Кажется, он сам не верит в то, что говорит.
Набережная Свободы
— Какая мне разница, Америка тут будет или Сирия? — горячится Надир.— Я хочу, чтобы к нам туристы ездили! Чтобы мы продавали туристам фрукты, одежду, сувениры!
Впрочем, мой спутник тут же оговаривается, что если в Ливане будет рулить Америка, значит, сюда придет Израиль. А с Израилем арабы никогда не договорятся. А если Сирия и Иран, то о курортном бизнесе придется забыть. Иранское влияние через "Хезболлу" и так сделало Ливан более исламским, чем он когда-либо был.

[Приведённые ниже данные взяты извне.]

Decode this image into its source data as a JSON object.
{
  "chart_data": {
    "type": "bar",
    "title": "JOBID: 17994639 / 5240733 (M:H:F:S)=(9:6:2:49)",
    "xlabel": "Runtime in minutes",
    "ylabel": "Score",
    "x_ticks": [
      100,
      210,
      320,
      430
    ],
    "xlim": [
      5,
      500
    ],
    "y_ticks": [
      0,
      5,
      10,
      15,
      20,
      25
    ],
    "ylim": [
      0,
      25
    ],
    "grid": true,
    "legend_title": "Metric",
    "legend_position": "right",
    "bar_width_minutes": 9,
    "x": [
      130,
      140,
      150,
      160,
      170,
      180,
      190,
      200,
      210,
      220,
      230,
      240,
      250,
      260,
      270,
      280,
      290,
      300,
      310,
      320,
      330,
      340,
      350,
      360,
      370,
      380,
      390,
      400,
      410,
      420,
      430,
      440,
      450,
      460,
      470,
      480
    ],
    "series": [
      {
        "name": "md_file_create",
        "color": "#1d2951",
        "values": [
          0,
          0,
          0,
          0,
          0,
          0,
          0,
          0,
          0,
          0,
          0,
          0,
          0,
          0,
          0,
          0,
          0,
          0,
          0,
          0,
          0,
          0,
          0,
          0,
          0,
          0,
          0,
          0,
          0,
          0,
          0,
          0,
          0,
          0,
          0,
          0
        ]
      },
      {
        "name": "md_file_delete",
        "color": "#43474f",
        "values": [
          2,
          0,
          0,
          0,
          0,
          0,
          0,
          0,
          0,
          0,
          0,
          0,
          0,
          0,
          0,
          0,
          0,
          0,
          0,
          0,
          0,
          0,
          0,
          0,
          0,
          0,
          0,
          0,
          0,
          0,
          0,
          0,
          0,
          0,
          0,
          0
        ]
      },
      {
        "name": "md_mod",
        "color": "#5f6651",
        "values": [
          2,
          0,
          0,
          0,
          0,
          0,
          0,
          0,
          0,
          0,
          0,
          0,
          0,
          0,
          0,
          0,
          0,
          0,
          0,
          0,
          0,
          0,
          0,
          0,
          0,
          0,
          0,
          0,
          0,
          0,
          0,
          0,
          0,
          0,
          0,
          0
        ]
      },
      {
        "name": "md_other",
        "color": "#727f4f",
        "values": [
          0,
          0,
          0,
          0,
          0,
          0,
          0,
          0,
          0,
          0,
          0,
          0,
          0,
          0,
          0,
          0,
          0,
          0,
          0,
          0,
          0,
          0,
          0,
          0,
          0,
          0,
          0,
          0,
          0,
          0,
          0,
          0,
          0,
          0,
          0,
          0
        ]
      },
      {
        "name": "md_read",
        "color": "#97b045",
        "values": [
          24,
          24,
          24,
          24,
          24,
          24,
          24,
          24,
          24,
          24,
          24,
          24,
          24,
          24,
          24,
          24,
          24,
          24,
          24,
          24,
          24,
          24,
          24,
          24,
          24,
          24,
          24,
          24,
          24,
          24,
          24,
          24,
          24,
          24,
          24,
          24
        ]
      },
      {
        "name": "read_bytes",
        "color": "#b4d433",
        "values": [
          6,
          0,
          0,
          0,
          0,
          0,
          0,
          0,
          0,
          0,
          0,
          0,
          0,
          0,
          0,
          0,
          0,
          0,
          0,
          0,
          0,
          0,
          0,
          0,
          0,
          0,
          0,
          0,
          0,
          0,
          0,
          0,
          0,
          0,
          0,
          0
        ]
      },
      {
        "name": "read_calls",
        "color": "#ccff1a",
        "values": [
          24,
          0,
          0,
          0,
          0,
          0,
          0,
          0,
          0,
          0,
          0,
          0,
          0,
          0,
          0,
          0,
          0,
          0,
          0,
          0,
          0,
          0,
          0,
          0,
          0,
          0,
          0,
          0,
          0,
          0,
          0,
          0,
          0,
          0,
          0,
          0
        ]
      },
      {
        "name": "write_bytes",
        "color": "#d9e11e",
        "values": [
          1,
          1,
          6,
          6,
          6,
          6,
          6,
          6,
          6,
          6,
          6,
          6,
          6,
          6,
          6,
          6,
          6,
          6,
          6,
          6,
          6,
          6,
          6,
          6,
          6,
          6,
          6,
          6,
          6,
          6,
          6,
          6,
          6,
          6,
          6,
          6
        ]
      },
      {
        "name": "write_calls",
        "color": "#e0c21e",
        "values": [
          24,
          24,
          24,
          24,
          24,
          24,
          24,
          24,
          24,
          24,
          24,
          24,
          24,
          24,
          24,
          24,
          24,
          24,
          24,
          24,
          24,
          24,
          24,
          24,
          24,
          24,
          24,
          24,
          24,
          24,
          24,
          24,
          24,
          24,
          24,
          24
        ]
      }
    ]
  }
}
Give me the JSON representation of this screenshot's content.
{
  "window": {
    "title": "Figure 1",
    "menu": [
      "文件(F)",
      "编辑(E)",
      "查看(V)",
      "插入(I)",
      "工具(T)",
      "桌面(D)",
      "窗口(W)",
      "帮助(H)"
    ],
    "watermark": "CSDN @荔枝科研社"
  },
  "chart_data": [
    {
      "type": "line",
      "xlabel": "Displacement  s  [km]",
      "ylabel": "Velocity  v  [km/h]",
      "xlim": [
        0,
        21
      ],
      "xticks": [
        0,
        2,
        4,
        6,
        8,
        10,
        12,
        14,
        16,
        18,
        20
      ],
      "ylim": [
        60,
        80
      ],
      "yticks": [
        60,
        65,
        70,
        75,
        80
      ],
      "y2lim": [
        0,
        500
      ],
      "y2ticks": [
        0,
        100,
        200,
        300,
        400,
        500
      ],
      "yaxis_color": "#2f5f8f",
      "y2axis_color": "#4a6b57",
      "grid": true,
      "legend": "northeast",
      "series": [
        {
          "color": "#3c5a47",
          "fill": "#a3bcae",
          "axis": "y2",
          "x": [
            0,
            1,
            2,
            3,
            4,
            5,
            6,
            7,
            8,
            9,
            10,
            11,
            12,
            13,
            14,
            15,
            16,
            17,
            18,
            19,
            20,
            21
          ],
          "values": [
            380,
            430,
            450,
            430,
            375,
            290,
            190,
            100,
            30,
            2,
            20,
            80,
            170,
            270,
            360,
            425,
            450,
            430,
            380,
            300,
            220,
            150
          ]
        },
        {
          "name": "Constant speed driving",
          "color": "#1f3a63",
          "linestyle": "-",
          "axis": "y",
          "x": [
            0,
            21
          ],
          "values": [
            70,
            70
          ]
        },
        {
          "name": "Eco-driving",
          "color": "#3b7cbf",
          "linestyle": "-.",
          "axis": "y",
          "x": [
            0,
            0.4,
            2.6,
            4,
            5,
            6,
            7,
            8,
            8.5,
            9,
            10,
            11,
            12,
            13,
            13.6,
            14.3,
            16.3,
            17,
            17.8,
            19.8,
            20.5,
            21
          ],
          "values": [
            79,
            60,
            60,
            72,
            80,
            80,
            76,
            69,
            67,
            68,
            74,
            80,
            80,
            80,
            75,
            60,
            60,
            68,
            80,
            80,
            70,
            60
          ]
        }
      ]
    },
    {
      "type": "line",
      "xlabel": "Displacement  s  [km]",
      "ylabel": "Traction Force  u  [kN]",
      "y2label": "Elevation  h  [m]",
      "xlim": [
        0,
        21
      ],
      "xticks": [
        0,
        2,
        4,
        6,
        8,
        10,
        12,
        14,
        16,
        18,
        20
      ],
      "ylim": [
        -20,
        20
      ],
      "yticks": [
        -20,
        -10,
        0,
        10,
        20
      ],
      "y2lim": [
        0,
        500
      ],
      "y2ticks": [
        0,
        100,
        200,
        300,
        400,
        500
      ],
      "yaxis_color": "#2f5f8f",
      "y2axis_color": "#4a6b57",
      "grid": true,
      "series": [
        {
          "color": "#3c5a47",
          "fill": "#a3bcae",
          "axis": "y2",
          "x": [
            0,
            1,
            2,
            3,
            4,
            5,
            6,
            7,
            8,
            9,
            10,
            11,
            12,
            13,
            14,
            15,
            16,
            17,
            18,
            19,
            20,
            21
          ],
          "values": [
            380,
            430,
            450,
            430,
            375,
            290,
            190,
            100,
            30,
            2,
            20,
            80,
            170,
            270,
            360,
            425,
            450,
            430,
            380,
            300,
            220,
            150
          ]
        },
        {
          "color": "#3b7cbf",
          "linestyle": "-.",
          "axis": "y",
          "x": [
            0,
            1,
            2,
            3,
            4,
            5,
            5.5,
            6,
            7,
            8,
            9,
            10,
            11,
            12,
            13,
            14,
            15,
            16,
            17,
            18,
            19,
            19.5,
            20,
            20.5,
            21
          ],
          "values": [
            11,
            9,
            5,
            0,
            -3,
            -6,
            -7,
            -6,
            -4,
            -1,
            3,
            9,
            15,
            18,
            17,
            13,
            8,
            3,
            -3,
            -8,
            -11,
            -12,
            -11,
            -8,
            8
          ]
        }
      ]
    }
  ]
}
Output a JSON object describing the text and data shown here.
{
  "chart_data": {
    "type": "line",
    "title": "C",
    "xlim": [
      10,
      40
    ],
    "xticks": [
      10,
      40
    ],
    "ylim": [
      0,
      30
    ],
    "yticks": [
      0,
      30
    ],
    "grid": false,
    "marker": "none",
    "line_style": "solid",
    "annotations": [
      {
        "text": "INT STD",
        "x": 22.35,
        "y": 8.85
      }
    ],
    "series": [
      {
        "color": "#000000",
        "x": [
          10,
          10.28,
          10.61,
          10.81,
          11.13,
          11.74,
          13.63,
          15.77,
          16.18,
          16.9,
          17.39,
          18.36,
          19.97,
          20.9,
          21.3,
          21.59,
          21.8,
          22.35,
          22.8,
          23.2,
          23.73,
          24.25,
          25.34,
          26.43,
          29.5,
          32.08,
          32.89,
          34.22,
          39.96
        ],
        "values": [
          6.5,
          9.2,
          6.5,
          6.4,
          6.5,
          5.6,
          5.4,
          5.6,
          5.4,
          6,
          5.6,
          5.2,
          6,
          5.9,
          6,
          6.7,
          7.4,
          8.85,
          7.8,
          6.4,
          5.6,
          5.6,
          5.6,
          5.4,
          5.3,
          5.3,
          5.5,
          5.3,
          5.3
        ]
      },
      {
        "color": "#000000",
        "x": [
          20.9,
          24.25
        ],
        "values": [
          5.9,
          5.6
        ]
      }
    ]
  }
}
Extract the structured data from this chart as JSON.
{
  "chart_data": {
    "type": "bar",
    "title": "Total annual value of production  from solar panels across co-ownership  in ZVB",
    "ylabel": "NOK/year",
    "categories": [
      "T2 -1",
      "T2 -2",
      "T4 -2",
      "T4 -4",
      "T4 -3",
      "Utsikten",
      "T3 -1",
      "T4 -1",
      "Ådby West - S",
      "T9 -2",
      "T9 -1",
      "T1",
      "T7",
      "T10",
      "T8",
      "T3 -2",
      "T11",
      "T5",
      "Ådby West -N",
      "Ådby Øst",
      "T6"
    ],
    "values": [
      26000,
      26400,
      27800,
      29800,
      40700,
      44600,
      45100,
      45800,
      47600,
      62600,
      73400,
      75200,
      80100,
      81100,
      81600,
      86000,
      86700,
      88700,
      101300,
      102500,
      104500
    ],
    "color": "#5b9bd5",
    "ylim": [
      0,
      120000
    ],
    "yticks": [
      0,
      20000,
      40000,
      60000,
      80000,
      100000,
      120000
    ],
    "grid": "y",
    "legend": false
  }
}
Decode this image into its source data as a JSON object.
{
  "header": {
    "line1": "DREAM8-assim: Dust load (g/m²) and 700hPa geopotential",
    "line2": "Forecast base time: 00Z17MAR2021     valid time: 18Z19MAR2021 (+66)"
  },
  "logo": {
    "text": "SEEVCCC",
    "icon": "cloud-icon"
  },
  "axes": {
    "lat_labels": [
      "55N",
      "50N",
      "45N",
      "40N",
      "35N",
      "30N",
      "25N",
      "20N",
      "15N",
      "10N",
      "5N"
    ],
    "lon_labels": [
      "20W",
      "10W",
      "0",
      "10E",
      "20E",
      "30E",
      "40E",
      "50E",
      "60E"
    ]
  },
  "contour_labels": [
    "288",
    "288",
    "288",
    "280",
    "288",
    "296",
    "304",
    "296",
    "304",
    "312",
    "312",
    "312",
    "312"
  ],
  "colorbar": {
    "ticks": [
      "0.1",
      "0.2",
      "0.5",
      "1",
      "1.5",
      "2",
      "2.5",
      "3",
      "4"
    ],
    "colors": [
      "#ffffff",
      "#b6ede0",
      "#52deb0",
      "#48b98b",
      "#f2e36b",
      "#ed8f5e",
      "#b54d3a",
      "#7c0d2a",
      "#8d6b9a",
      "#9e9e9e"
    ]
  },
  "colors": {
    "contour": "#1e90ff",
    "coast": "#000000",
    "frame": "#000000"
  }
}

— В общем, не дадут нам здесь построить Кипр,— расстроенно машет рукой Надир.
Набережная Бейрута — весьма своеобразное место. Тусовочное. Много огней, молодежи, шума, веселья. Кто-то танцует, кто-то поет, кто-то потягивает кальян. Кальянщиков собирается целая набережная. Если у жителя Бейрута свободный вечер, говорит Надир, он обязательно приедет сюда. Припарковав машину, ливанский мужчина выносит из нее кальяны и стульчики — и уже через несколько минут он поглощен сложным и интересным процессом раскуривания кальяна. В этом процессе непременно участвует его жена, если он, конечно, женат. Ливанки вообще много курят, в том числе и обычные сигареты. Пару раз я видела, как покурить кальян родители давали детям.
Женщины, одетые по всем правилам ислама — закрытые длинные платья и платки, скрывающие шею,— совершенно свободно разглядывают прохожих, не стесняясь и не отводя глаз. Я вспоминаю исламские республики Северного Кавказа и дивлюсь все больше. Там за нескромное разглядывание чужого человека женщину назвали бы бесстыдницей, а за кальян и вовсе сочли бы падшей.
Но все это ближневосточного Парижа не касается.
— Почему мужчина разрешает своей жене курить? — удивленно спрашивала я Надира, глядя на задумчивые лица арабских женщин, пускающих кольца дыма.— В России мусульмане очень строги к своим женщинам.
— А почему бы ей не курить? — в свою очередь удивляется Надир.— У нее и так мало радости в жизни — дети, семья, заботы. А тут еще постоянные войны. Она же ничего плохого не делает. Если она немного расслабилась, от этого и мужу хорошо.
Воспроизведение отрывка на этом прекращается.